Per-Ola Karlsson, a partner at Strategy&, says any change at the top creates a lack of clarity at a company. Executives at the higher levels ask themselves if there will be a strategic shift or a reappraisal of priorities; and whether their own jobs will get better or worse, he says, and "that uncertainty resonates through the rest of the organisation".

"There is a loss of momentum, and things stall or slow down until the company finds the new normal . . . and then things chug along again."

Anne Richards, chief investment officer at Aberdeen Asset Management, suggests a couple of factors that may influence shareholder returns after a planned succession.

She says that chief executives coming into businesses that are in relatively good shape may find it harder to make their mark on the organisation, and "may be a little bit too cautious about doing anything too radical". Equally, they may find a culture of "if it ain't broke, don't fix it" used to resist far-reaching changes.

Ms Richards also points out that in terms of market reaction, the bar for a boss coming in through a planned succession process is likely to be set higher than for a CEO replacing someone ejected from office. The scope for "significant positive surprises" is less than in a forced succession "where something has almost certainly gone wrong and the CEO has to make something happen quickly".

The Strategy& data suggest that in the year after a succession, companies often perform less badly when the move has been forced: in two of the three three-year periods, the dip in relative performance was less than in planned successions. But that followed significant underperformance in the year leading up to the CEO change.

The consultancy estimates that companies forced into successions in recent years have lost a potential $112bn in shareholder value - or about $1.8bn per company - more than if the successions had been planned.

In 2014, the proportion of forced successions was just 14 per cent of all the CEO changes in the study, its lowest proportion since Strategy& began analysing the information from 2000. It says that if the proportion of forced successions fell further, to 10 per cent, then that could help companies generate a further $60bn a year in shareholder value if everything else stayed the same.

Luxottica exemplified the downside of forced successions last year.

Early in the autumn, Andrea Guerra, who had led the group for a decade, stepped down after disagreements with Leonardo Del Vecchio, the founder and chairman of the maker of Ray-Ban and Oakley glasses.
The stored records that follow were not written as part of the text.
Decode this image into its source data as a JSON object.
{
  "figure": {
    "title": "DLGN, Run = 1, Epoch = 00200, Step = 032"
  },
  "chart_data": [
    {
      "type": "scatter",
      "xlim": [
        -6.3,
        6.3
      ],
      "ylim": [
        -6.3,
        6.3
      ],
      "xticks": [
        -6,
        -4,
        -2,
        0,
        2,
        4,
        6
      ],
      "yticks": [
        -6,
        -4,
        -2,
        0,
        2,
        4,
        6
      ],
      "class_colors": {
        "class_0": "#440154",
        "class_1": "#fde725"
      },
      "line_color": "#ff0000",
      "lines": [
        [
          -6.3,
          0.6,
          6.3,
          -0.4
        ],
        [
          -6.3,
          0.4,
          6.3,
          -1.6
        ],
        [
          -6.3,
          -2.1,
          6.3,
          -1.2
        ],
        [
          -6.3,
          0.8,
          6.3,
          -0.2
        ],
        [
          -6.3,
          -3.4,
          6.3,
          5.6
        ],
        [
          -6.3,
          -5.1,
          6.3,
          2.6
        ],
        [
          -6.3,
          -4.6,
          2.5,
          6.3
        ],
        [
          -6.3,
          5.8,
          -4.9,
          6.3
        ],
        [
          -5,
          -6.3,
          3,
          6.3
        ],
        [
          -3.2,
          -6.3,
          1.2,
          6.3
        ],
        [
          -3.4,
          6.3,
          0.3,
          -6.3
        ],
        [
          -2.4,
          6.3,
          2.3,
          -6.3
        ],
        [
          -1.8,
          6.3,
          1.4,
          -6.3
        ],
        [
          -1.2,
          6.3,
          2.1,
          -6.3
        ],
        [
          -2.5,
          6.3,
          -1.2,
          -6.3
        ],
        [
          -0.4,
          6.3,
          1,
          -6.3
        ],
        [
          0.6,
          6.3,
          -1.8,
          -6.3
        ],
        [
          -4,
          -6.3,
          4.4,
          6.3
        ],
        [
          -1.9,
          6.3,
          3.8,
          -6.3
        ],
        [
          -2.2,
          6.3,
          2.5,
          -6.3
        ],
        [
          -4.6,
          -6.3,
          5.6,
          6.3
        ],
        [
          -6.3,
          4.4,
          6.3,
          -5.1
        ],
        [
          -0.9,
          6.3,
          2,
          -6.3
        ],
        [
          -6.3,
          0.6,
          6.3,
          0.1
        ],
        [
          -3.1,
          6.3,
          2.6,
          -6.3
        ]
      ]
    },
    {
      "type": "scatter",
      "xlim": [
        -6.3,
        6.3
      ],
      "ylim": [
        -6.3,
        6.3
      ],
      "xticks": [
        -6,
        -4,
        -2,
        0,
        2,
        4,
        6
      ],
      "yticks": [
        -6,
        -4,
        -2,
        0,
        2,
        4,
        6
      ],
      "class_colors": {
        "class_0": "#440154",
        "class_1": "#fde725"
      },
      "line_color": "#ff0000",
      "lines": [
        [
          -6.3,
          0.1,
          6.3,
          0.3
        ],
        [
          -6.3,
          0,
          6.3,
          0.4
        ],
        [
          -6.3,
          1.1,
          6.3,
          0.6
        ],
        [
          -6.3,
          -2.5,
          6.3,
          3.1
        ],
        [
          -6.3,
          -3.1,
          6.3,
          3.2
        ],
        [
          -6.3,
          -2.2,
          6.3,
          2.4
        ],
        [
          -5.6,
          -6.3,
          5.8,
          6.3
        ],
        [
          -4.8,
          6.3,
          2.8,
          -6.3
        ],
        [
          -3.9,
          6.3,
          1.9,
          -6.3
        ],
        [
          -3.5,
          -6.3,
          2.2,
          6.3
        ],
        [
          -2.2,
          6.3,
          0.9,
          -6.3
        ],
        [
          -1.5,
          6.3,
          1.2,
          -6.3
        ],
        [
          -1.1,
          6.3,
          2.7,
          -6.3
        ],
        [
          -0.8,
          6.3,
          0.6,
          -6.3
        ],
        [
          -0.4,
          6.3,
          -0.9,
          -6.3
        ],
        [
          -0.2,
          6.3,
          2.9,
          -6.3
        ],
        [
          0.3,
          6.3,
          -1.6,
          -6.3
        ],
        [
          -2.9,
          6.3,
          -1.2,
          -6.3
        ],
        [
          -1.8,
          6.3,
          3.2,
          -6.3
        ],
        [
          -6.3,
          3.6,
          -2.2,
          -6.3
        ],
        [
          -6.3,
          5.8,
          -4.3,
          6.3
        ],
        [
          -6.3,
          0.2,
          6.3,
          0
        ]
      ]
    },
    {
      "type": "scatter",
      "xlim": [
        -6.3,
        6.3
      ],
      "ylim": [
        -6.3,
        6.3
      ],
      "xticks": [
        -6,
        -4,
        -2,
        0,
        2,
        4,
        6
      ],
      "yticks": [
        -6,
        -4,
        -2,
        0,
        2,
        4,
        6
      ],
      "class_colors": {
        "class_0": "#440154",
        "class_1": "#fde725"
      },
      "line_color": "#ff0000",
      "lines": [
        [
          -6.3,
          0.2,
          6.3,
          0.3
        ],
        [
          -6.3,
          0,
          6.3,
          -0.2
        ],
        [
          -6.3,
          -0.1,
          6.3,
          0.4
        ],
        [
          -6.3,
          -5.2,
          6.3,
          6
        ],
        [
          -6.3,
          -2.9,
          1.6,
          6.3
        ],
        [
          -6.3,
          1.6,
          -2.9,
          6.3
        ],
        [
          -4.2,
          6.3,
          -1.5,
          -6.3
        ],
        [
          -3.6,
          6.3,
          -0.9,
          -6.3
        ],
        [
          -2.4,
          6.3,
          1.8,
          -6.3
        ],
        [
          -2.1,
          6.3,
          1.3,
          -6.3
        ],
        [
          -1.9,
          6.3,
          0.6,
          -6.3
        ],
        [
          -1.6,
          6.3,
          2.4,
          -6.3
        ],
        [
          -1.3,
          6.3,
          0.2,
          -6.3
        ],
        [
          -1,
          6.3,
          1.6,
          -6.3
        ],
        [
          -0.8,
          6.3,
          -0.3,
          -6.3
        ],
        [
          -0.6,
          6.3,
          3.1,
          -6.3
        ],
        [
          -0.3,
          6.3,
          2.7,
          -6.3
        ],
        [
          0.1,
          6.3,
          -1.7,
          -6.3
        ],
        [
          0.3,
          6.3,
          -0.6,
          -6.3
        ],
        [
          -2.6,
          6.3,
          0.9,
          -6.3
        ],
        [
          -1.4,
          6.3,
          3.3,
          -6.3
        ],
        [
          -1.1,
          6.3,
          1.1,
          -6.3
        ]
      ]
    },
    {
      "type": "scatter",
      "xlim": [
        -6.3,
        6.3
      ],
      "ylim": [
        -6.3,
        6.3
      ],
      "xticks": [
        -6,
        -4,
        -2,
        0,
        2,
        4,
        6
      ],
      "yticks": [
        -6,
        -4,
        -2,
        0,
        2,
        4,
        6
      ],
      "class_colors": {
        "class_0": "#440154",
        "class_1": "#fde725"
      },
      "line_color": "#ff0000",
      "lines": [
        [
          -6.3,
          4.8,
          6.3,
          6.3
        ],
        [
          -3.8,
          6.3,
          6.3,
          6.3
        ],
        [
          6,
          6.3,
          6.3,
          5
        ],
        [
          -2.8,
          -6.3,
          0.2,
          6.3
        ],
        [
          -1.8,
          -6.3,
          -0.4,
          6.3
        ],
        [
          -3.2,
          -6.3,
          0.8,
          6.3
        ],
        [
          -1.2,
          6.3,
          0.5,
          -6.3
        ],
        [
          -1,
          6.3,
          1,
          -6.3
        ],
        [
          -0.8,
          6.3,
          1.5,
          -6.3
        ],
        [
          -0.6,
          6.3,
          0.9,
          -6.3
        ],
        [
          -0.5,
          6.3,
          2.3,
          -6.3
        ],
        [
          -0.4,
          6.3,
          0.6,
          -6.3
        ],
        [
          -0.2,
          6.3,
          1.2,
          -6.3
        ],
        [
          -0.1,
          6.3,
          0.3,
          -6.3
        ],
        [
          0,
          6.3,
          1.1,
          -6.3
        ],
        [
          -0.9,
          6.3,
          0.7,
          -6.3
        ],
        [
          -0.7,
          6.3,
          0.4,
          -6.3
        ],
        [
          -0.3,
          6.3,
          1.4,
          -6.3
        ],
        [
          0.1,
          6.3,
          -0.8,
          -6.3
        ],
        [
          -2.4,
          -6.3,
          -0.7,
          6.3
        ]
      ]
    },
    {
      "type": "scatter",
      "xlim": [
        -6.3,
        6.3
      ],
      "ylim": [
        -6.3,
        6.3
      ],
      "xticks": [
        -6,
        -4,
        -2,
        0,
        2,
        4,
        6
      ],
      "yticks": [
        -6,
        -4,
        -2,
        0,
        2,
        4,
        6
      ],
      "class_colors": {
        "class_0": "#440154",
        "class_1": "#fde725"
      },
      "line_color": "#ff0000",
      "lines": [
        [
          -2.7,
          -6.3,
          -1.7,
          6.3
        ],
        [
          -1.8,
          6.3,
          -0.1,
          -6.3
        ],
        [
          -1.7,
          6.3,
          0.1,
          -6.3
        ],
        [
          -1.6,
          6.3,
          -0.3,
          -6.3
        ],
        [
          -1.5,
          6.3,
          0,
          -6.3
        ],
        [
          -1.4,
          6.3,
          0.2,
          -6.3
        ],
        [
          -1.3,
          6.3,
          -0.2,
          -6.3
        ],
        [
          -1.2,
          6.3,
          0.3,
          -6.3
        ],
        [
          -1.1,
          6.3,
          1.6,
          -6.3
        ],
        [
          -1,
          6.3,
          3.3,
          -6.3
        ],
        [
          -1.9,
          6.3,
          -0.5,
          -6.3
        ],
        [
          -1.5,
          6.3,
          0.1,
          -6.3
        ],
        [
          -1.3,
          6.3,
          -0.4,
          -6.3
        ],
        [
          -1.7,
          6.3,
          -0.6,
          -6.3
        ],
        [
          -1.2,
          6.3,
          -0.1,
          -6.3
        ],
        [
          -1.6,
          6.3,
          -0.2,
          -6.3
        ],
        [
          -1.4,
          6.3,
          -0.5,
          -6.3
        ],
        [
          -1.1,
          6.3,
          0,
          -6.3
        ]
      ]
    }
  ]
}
His replacement was Enrico Cavatorta, who was a Luxottica veteran, but Mr Del Vecchio decided that the group needed a co-chief executive as well. He intended that Mr Cavatorta should be one of them, but instead he resigned in October, after just a few weeks, causing a significant drop in the share price.

The group then said that the two chief executives would be Massimo Vian, from within Luxottica, and Adil Mehboob-Khan, a senior Procter & Gamble executive.

In the UK, the highest profile forced succession last year was at Tesco. Phil Clarke, the chief executive who had succeeded Sir Terry Leahy three years earlier, was ousted in July after a profit warning and a failed recovery plan.

Across the 2,500 companies in the study, there were 357 CEO successions, a proportion of 14.3 per cent and very similar to the level in 2013. For the first time in five years, the highest turnover rate by region was in "other mature" countries, such as Australia, Chile and Poland. By sector, telecoms saw the most succession activity, for the fourth year in a row.